Housing

Neighbors will be able to veto vacation rentals

The Supreme Court has sided with two communities of neighbors, whose statutes prohibited economic activity in their homes

Supreme Court Headquarters. Non-hotel accommodation.

Vacation homes will be prohibited in communities of neighbors who do not expressly authorize it.

The Supreme Court has sided with two groups of residents in Oviedo and San Sebastián, who had filed two lawsuits to end tourist homes in their respective buildings.

Both communities of neighbors prohibit in their statutes “the use of homes to carry out an economic activity.”

The Civil Chamber of the Supreme Court has supported the neighbors by ruling that tourist apartments are “of a business and commercial nature, provided by a commercial company,” as reported by the preferente.com news portal.

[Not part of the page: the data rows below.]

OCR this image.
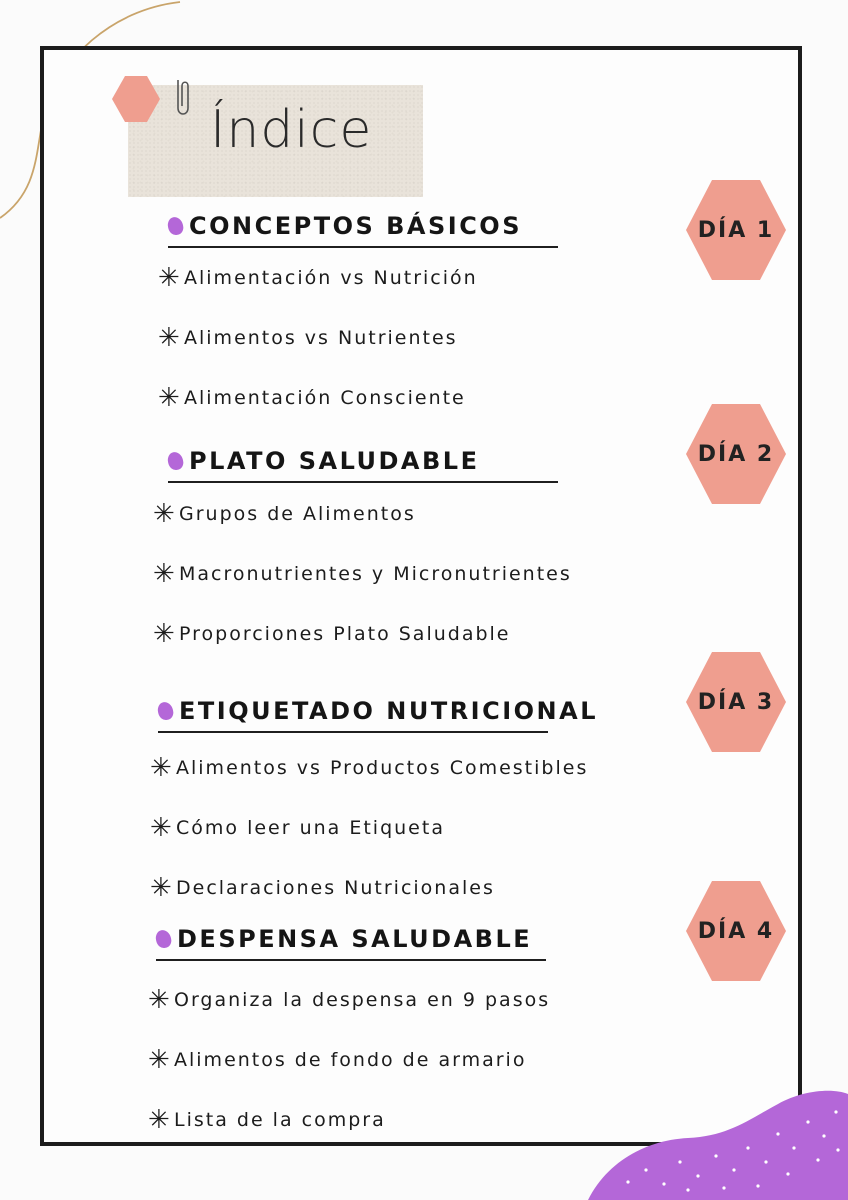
Índice
CONCEPTOS BÁSICOS
✳ Alimentación vs Nutrición
✳ Alimentos vs Nutrientes
✳ Alimentación Consciente
PLATO SALUDABLE
✳ Grupos de Alimentos
✳ Macronutrientes y Micronutrientes
✳ Proporciones Plato Saludable
ETIQUETADO NUTRICIONAL
✳ Alimentos vs Productos Comestibles
✳ Cómo leer una Etiqueta
✳ Declaraciones Nutricionales
DESPENSA SALUDABLE
✳ Organiza la despensa en 9 pasos
✳ Alimentos de fondo de armario
✳ Lista de la compra
DÍA 1
DÍA 2
DÍA 3
DÍA 4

The court states that “in none of the cases examined is it a matter of applying the new regulation of the Horizontal Property Law, which provides that the agreement by which the exercise of this activity is limited or conditioned will require the favorable vote of three-fifths of the total number of owners, but rather to determine if in the community statutes there is a prohibition of allocating the apartments to tourist use.”

However, the Chamber defined that “the limitations have to be clear, precise and express, because the inclusion of tourist activity in the statutory prohibition is perfectly coherent with its letter and spirit, which is none other than to prohibit that an economic activity with a commercial, professional or business character is carried out in the homes, as is the case with tourist apartments.”